US-Regierung verstärkt Einfluss auf KI-Entwickler
27. Juni 2026
Der ChatGPT-Entwickler OpenAI schränkt auf Forderung der US-Regierung den Zugang zu seinem neuesten KI-Modell ein. Zugriff auf die Vorschau-Version von Modellen der neuen GPT-5.6-Reihe bekomme nur eine abgestimmte kleine Gruppe von Partnern, denen man vertraue, teilte OpenAI mit. Die eingeschränkte Veröffentlichung sei von der Regierung verlangt worden.
Die Freigaben seien zunächst nur in den USA erteilt worden, hieß es von OpenAI. Man arbeite daran, auch Partnern aus anderen Ländern Zugang zu geben, dies könne bereits kommende Woche passieren.
OpenAI hofft, dass solche Zugangskontrollen der Behörden langfristig nicht zur Norm werden. Das aktuelle Einverständnis werde als bester Weg gesehen, um in den kommenden Wochen den Zugang zu erweitern.
Im gleichen Boot mit der Konkurrenz Anthropic
Diese Feststellung kann man als Hinweis auf Probleme des Rivalen Anthropic verstehen. Die Firma hatte ihr neues Modell Mythos 5 zunächst veröffentlicht - musste es dann wenige Tage später auf Forderung der US-Regierung wieder zurückziehen. Inzwischen hat Anthropic nach eigenen Angaben von der US-Regierung die Erlaubnis erhalten, einer kleinen Gruppe US-Cybersicherheitsfirmen den Zugang zu seinem leistungsstarken KI-Modell zu gewähren.

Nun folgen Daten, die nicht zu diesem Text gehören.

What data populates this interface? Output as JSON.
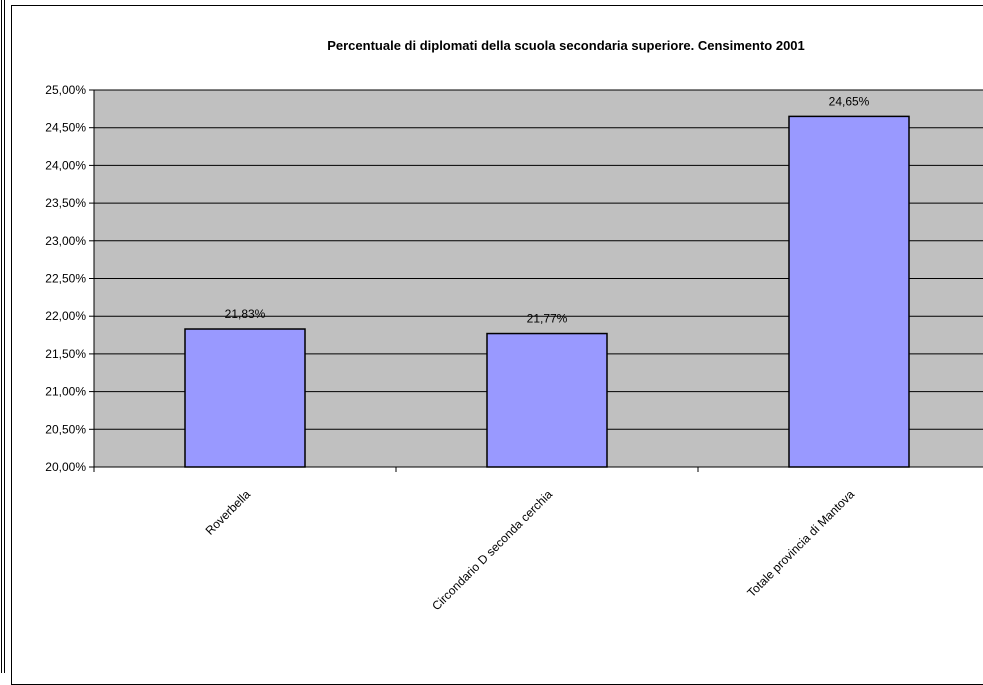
{
  "chart_data": {
    "type": "bar",
    "title": "Percentuale di diplomati della scuola secondaria superiore. Censimento 2001",
    "categories": [
      "Roverbella",
      "Circondario D seconda cerchia",
      "Totale provincia di Mantova"
    ],
    "values": [
      21.83,
      21.77,
      24.65
    ],
    "data_labels": [
      "21,83%",
      "21,77%",
      "24,65%"
    ],
    "ylim": [
      20,
      25
    ],
    "yticks": [
      20,
      20.5,
      21,
      21.5,
      22,
      22.5,
      23,
      23.5,
      24,
      24.5,
      25
    ],
    "ytick_labels": [
      "20,00%",
      "20,50%",
      "21,00%",
      "21,50%",
      "22,00%",
      "22,50%",
      "23,00%",
      "23,50%",
      "24,00%",
      "24,50%",
      "25,00%"
    ],
    "grid": true,
    "legend": "none",
    "colors": {
      "bar_fill": "#9999ff",
      "bar_stroke": "#000000",
      "plot_background": "#c0c0c0",
      "gridline": "#000000"
    }
  }
}
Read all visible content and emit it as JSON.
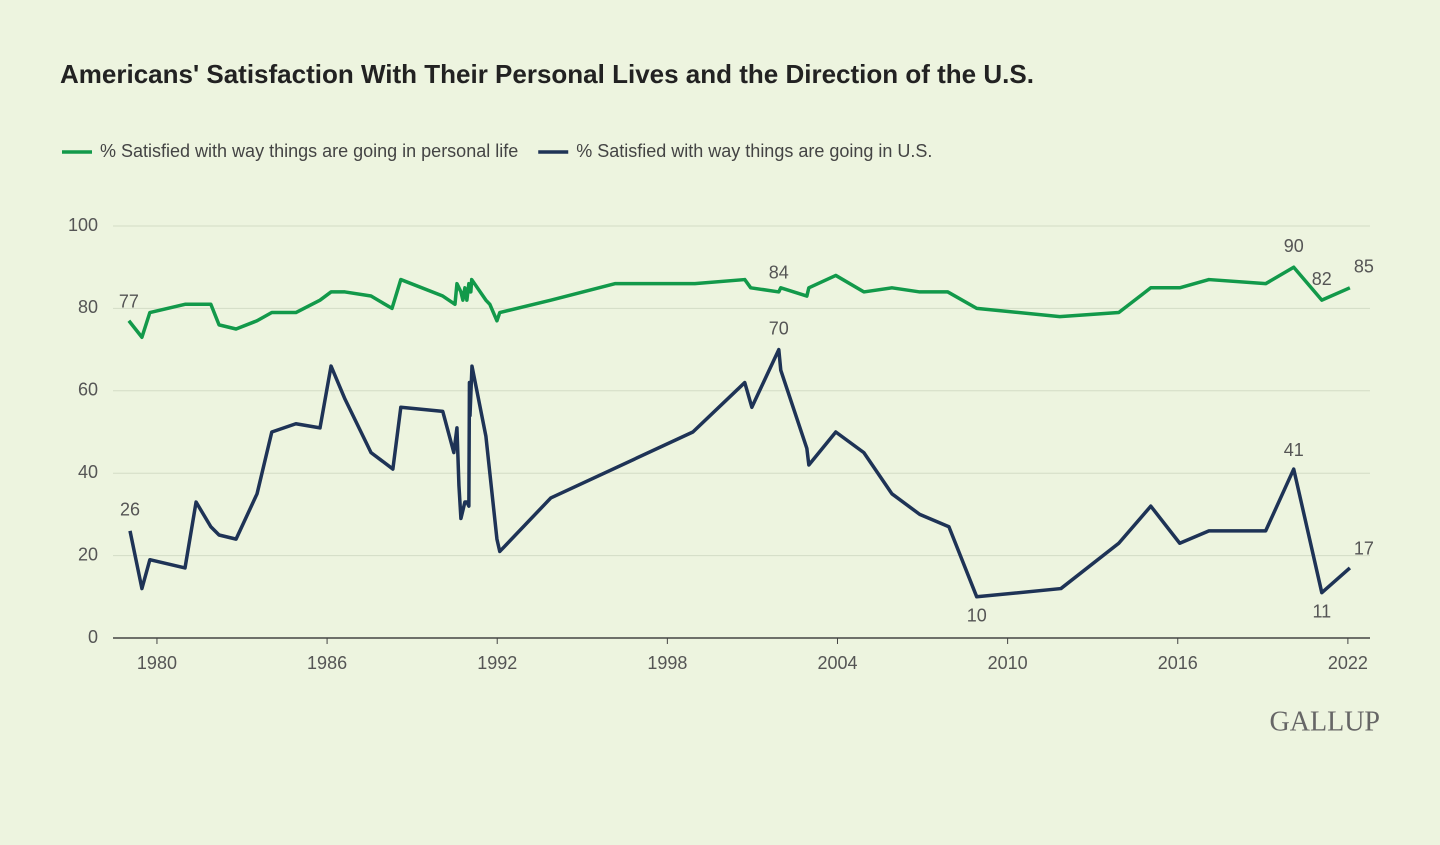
{
  "chart_data": {
    "type": "line",
    "title": "Americans' Satisfaction With Their Personal Lives and the Direction of the U.S.",
    "logo": "GALLUP",
    "xlim": [
      1978.45,
      2022.78
    ],
    "xticks": [
      1980,
      1986,
      1992,
      1998,
      2004,
      2010,
      2016,
      2022
    ],
    "ylim": [
      0,
      100
    ],
    "yticks": [
      0,
      20,
      40,
      60,
      80,
      100
    ],
    "grid": true,
    "series": [
      {
        "name": "% Satisfied with way things are going in personal life",
        "color": "#12994a",
        "x": [
          1979.01,
          1979.47,
          1979.75,
          1980.99,
          1981.9,
          1982.19,
          1982.79,
          1983.53,
          1984.05,
          1984.9,
          1985.75,
          1986.14,
          1986.63,
          1987.55,
          1988.29,
          1988.6,
          1990.08,
          1990.51,
          1990.58,
          1990.72,
          1990.79,
          1990.86,
          1990.93,
          1991.0,
          1991.07,
          1991.1,
          1991.6,
          1991.74,
          1991.99,
          1992.09,
          1993.89,
          1996.15,
          1998.97,
          2000.73,
          2000.94,
          2001.93,
          2002.0,
          2002.92,
          2002.99,
          2003.94,
          2004.93,
          2005.92,
          2006.9,
          2007.89,
          2008.91,
          2011.84,
          2013.92,
          2015.05,
          2016.07,
          2017.1,
          2019.1,
          2020.09,
          2021.08,
          2022.07
        ],
        "values": [
          77,
          73,
          79,
          81,
          81,
          76,
          75,
          77,
          79,
          79,
          82,
          84,
          84,
          83,
          80,
          87,
          83,
          81,
          86,
          84,
          82,
          85,
          82,
          86,
          84,
          87,
          82,
          81,
          77,
          79,
          82,
          86,
          86,
          87,
          85,
          84,
          85,
          83,
          85,
          88,
          84,
          85,
          84,
          84,
          80,
          78,
          79,
          85,
          85,
          87,
          86,
          90,
          82,
          85
        ]
      },
      {
        "name": "% Satisfied with way things are going in U.S.",
        "color": "#1e3356",
        "x": [
          1979.05,
          1979.47,
          1979.75,
          1980.99,
          1981.38,
          1981.9,
          1982.19,
          1982.79,
          1983.53,
          1984.05,
          1984.9,
          1985.75,
          1986.14,
          1986.63,
          1987.55,
          1988.32,
          1988.6,
          1990.08,
          1990.47,
          1990.58,
          1990.65,
          1990.72,
          1990.86,
          1990.93,
          1991.0,
          1991.02,
          1991.04,
          1991.11,
          1991.6,
          1991.99,
          1992.09,
          1993.89,
          1998.9,
          2000.73,
          2000.98,
          2001.93,
          2002.0,
          2002.92,
          2002.99,
          2003.94,
          2004.93,
          2005.92,
          2006.9,
          2007.93,
          2008.91,
          2011.88,
          2013.92,
          2015.05,
          2016.07,
          2017.1,
          2019.1,
          2020.09,
          2021.08,
          2022.07
        ],
        "values": [
          26,
          12,
          19,
          17,
          33,
          27,
          25,
          24,
          35,
          50,
          52,
          51,
          66,
          58,
          45,
          41,
          56,
          55,
          45,
          51,
          37,
          29,
          33,
          33,
          32,
          62,
          54,
          66,
          49,
          24,
          21,
          34,
          50,
          62,
          56,
          70,
          65,
          46,
          42,
          50,
          45,
          35,
          30,
          27,
          10,
          12,
          23,
          32,
          23,
          26,
          26,
          41,
          11,
          17
        ]
      }
    ]
  }
}
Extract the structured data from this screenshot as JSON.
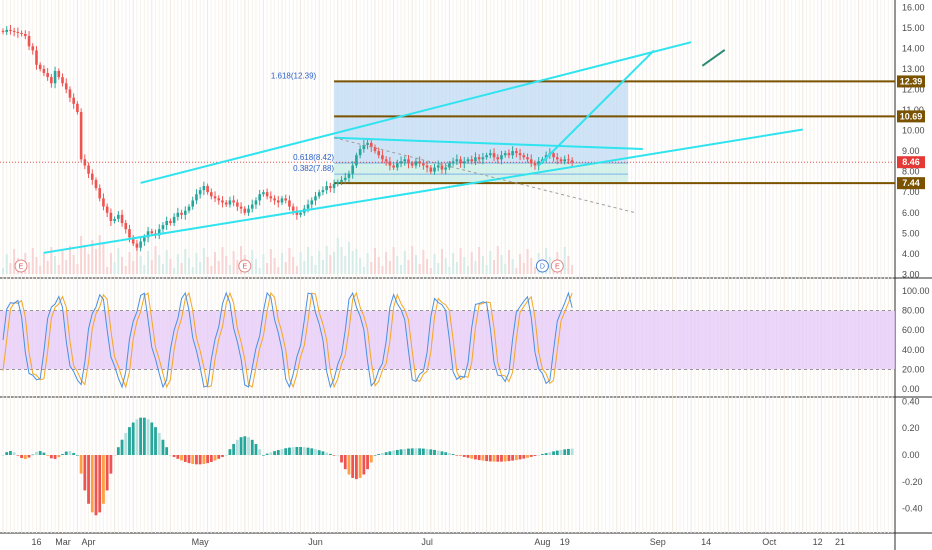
{
  "colors": {
    "up": "#26a69a",
    "down": "#ef5350",
    "trend": "#2fe3ef",
    "level": "#7a5200",
    "price": "#e53935",
    "stoch_k": "#4a90e2",
    "stoch_d": "#f5a623",
    "stoch_band": "#e6c8f7",
    "macd_up_strong": "#26a69a",
    "macd_up_weak": "#b2dfdb",
    "macd_down_strong": "#ef5350",
    "macd_down_weak": "#ff9f43",
    "fib_fill_blue": "#bcd9f5",
    "fib_fill_green": "#c7ece4"
  },
  "chart_data": [
    {
      "type": "candlestick",
      "name": "price",
      "y_ticks": [
        "16.00",
        "15.00",
        "14.00",
        "13.00",
        "12.00",
        "11.00",
        "10.00",
        "9.00",
        "8.00",
        "7.00",
        "6.00",
        "5.00",
        "4.00",
        "3.00"
      ],
      "ylim": [
        3,
        16.2
      ],
      "x_labels": [
        "Mar",
        "16",
        "Apr",
        "May",
        "Jun",
        "Jul",
        "Aug",
        "19",
        "Sep",
        "14",
        "Oct",
        "12",
        "21"
      ],
      "x_label_day": [
        0,
        9,
        23,
        53,
        84,
        114,
        145,
        151,
        176,
        189,
        206,
        219,
        225
      ],
      "last_price": 8.46,
      "level_tags": [
        12.39,
        10.69,
        8.46,
        7.44
      ],
      "levels": [
        12.39,
        10.69,
        7.44
      ],
      "fib_labels": [
        "1.618(12.39)",
        "0.618(8.42)",
        "0.382(7.88)"
      ],
      "fib_values": [
        12.39,
        8.42,
        7.88
      ],
      "events": [
        "E",
        "E",
        "D",
        "E"
      ],
      "event_day": [
        0,
        65,
        145,
        149
      ],
      "closes": [
        14.8,
        14.9,
        14.85,
        14.8,
        14.75,
        14.7,
        14.6,
        14.1,
        13.9,
        13.2,
        13.0,
        12.8,
        12.6,
        12.3,
        12.9,
        12.6,
        12.3,
        12.0,
        11.6,
        11.3,
        10.9,
        8.6,
        8.3,
        7.9,
        7.6,
        7.2,
        6.7,
        6.3,
        6.0,
        5.6,
        5.7,
        5.9,
        5.5,
        5.2,
        4.8,
        4.5,
        4.3,
        4.6,
        4.8,
        5.1,
        5.0,
        4.9,
        5.2,
        5.4,
        5.6,
        5.5,
        5.8,
        6.0,
        5.9,
        6.1,
        6.3,
        6.6,
        6.9,
        7.1,
        7.3,
        7.0,
        6.8,
        6.7,
        6.6,
        6.5,
        6.4,
        6.6,
        6.5,
        6.3,
        6.2,
        6.0,
        6.2,
        6.4,
        6.6,
        6.9,
        7.0,
        6.8,
        6.7,
        6.6,
        6.5,
        6.7,
        6.6,
        6.3,
        6.1,
        5.9,
        6.0,
        6.2,
        6.4,
        6.6,
        6.8,
        7.0,
        7.1,
        7.3,
        7.2,
        7.4,
        7.5,
        7.6,
        7.7,
        7.9,
        8.3,
        8.8,
        9.1,
        9.3,
        9.4,
        9.2,
        9.0,
        8.8,
        8.6,
        8.5,
        8.3,
        8.2,
        8.4,
        8.5,
        8.6,
        8.4,
        8.3,
        8.5,
        8.4,
        8.3,
        8.2,
        8.0,
        8.2,
        8.3,
        8.1,
        8.2,
        8.4,
        8.5,
        8.6,
        8.4,
        8.5,
        8.6,
        8.5,
        8.7,
        8.6,
        8.7,
        8.8,
        8.9,
        8.7,
        8.6,
        8.8,
        8.9,
        8.8,
        9.0,
        8.9,
        8.8,
        8.7,
        8.6,
        8.4,
        8.3,
        8.5,
        8.6,
        8.8,
        8.9,
        8.7,
        8.6,
        8.5,
        8.6,
        8.55,
        8.46
      ],
      "trend_lines": [
        {
          "from": [
            11,
            4.05
          ],
          "to": [
            215,
            10.05
          ]
        },
        {
          "from": [
            37,
            7.45
          ],
          "to": [
            185,
            14.3
          ]
        },
        {
          "from": [
            89,
            9.65
          ],
          "to": [
            172,
            9.1
          ]
        },
        {
          "from": [
            144,
            8.3
          ],
          "to": [
            175,
            13.9
          ]
        }
      ],
      "dashed_line": {
        "from": [
          89,
          9.65
        ],
        "to": [
          170,
          6.0
        ]
      }
    },
    {
      "type": "line",
      "name": "stochastic",
      "y_ticks": [
        "100.00",
        "80.00",
        "60.00",
        "40.00",
        "20.00",
        "0.00"
      ],
      "ylim": [
        -5,
        103
      ],
      "band": [
        20,
        80
      ]
    },
    {
      "type": "bar",
      "name": "macd-histogram",
      "y_ticks": [
        "0.40",
        "0.20",
        "0.00",
        "-0.20",
        "-0.40"
      ],
      "ylim": [
        -0.5,
        0.45
      ]
    }
  ]
}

Anthropic werde die Gespräche mit der US-Regierung fortsetzen, um den Zugang zu Mythos 5 auszuweiten und das KI-Modell Fable 5 wieder für die breite Öffentlichkeit zugänglich zu machen, sagte ein Unternehmenssprecher am Freitag.
Angst vor Cyberattacken mit KI-Hilfe
Auslöser waren Warnungen, dass Vorkehrungen gegen einen Missbrauch der Software möglicherweise ausgehebelt werden könnten. Das neue KI-Modell von Anthropic ist besonders gut darin, Schwachstellen in Software zu finden. Das macht Programme sicherer - in den falschen Händen könnte eine solche KI aber als Cyberwaffe eingesetzt werden. Anthropic blockiert die entsprechenden Fähigkeiten in der öffentlich verfügbaren Version. Die US-Regierung forderte aber, dass nur amerikanische Firmen und Personen Zugang zu dem KI-Modell haben dürften.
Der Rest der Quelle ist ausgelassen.